The answer to urbanism is simply the destruction of the entire territory and the reconstruction of a discourse between the needs of the people and the environment. Situationists are not interested in the improvement of society as it exists; resistance in terms of survival condemns us to the misery of working for oppression. Situationists are interested in putting something better in its place:
"To make the world a sensuous extension of man rather than have man remain an instrument of an alien world, is the goal of the Situationist revolution. For us the reconstruction of life and the rebuilding of the world are one and the same desire. To achieve this, tactics of subversion have to be extended to schools, factories, universities, to confront the Spectacle directly. Rapid transport systems, shopping centres, museums, as well as the new forms of culture and the media, must be considered as targets, areas for scandalous activity."
Governor Hughes said after his morning inspection tour (of the 1965 Watts LA riots) that he had found the "holiday atmosphere" among the looters most repelling.
While we may choose particular issues as a point at which to intervene and extend the struggle, but we must never lose sight of the "big picture". Fragmentary resistance may win us some improvement in our individual position but it hardly makes an impression on the totality of oppression. In fact, single issue campaigns legitimate the Spectacle by allowing it to publicly make concessions that are of little value and can be taken away again if necessary. This is why it is important to expand from particular situations to universal ones that can serve to involve more people, because at the end of the day single issue campaigns play into the hands of the specialists of the Spectacle who play one group off against another (Animal Rights verses Human Rights; Sexual Discrimination verses Racial Discrimination, etc.) and stage manage the whole procedure so that control is maintained. Single issue politics can contain radical potential, but should only be used as a "detonator", a point from which to expand from, to widen the total struggle, to send shock waves of resistance reverberating around society.
Never sacrifice a present good for a future good. Enjoy the moment; don't get into anything that doesn't satisfy your passions right away (Fourier)... If it's not fun, why do it? (anon)
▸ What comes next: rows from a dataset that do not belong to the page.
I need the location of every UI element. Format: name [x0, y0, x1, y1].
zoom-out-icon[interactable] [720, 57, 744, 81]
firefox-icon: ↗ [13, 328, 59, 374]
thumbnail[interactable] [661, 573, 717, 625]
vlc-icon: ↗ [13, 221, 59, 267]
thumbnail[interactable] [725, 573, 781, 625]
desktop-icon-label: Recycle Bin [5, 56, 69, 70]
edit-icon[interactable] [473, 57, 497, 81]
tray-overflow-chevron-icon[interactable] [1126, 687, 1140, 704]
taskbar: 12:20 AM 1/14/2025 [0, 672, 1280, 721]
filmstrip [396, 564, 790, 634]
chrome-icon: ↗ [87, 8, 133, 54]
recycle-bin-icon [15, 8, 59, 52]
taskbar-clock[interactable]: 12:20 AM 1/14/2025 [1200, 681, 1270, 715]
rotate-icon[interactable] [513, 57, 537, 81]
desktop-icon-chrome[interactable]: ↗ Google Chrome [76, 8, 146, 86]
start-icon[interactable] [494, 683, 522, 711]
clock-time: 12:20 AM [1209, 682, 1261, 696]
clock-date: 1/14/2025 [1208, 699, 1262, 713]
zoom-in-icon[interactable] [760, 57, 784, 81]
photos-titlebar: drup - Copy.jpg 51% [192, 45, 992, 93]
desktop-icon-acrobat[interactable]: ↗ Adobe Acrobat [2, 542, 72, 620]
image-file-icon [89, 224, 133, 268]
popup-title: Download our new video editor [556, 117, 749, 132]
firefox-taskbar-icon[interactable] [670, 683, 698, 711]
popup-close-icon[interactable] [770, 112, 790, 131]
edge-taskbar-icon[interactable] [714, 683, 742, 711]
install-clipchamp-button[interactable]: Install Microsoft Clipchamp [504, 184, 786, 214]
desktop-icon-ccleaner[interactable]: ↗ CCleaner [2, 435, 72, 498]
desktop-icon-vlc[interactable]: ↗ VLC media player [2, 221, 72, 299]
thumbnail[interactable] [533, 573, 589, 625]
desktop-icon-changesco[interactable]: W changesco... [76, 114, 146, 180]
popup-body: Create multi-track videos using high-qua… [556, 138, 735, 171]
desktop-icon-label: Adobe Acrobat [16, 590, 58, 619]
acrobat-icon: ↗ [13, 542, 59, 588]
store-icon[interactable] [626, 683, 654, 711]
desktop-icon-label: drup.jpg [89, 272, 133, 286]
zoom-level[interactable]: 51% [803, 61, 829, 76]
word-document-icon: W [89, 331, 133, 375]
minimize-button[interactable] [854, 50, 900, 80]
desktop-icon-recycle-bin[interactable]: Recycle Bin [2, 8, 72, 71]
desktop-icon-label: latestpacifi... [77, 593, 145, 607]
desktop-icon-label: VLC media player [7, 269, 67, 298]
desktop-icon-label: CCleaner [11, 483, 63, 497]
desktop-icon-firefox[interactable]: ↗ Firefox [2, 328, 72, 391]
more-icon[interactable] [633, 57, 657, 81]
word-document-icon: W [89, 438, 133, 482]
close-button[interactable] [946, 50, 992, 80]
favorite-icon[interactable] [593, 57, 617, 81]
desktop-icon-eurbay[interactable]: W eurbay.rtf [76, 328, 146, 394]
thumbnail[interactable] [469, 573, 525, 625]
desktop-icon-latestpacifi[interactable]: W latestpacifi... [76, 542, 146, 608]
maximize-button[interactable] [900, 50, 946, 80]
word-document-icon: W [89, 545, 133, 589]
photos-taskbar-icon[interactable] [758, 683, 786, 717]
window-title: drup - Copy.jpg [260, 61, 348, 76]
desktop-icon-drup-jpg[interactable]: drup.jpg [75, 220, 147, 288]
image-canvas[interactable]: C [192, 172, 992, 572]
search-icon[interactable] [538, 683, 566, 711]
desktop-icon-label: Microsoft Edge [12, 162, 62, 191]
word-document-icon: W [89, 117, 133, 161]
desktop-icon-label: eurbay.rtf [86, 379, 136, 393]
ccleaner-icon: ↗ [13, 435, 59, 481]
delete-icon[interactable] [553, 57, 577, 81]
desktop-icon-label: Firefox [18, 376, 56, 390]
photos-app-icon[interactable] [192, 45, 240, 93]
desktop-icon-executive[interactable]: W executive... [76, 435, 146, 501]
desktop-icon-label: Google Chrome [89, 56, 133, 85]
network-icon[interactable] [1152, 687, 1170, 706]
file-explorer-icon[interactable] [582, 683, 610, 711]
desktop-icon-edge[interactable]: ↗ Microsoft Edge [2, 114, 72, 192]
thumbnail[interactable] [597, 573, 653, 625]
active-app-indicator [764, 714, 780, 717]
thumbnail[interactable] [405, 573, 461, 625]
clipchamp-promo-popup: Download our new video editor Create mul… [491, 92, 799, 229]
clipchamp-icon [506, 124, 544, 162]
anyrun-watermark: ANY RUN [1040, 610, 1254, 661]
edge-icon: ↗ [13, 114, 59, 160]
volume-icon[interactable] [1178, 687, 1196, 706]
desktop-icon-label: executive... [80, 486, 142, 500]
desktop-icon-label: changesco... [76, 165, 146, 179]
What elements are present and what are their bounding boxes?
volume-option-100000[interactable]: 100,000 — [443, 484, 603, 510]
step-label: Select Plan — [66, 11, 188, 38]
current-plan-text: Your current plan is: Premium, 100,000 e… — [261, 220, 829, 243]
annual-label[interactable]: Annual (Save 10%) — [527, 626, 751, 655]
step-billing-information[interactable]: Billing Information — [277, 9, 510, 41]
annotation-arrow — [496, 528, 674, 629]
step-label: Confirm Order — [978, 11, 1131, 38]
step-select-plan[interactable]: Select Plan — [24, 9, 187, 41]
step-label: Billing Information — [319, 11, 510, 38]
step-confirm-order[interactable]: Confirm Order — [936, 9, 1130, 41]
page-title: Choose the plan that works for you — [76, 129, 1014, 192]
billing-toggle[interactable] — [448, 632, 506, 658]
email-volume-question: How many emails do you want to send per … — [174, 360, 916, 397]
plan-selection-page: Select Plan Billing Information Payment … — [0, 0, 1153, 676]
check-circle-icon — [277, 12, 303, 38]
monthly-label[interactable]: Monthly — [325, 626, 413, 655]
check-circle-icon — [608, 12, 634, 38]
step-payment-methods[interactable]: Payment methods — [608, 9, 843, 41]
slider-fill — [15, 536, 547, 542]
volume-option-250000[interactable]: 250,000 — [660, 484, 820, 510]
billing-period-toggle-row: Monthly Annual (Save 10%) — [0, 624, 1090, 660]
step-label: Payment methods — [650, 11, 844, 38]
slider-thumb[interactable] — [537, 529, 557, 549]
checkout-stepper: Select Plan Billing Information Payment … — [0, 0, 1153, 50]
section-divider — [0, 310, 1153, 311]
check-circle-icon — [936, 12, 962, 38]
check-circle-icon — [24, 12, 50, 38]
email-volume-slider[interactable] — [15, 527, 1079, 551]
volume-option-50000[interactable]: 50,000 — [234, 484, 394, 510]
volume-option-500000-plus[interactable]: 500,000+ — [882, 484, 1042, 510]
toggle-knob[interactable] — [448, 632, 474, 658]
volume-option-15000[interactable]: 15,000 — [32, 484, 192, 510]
We must intervene in radical situations to try to speed up the revolutionary process; to create situations that jolt people out of customary ways of thinking and behaving. To destroy the stage sets of spectacular illusion, to know and to show that there are other ways of doing things. To identify the real demand - the demand for real life, the one demand the spectacle cannot meet. It is not enough to analyse the misery of daily life and its causes, we must speak of our dreams and desires and provide examples of life as it could be. We must start to build the world we want now (in our relationships, our interactions and the way we conduct ourselves in our daily lives). The only way to develop a revolutionary theory is to put it into practice; revolutionary theory is developed on the basis of lived experience. A revolutionary movement based on revolutionary theory is participatory. Its goal is the destruction of the commodity Spectacle.
Each person is the offspring of their works, as passivity makes its bed, so shall it lie in it (Debord).
Without political parties, hierarchies of any sort, or the mere transfer of power from one ruling elite to another, the Situationist revolution holds out the prospect of the total transformation of the world. The answer to the "Society of the Spectacle" is "The Revolution of Everyday Life". Revolution is a process, a process that can be started now."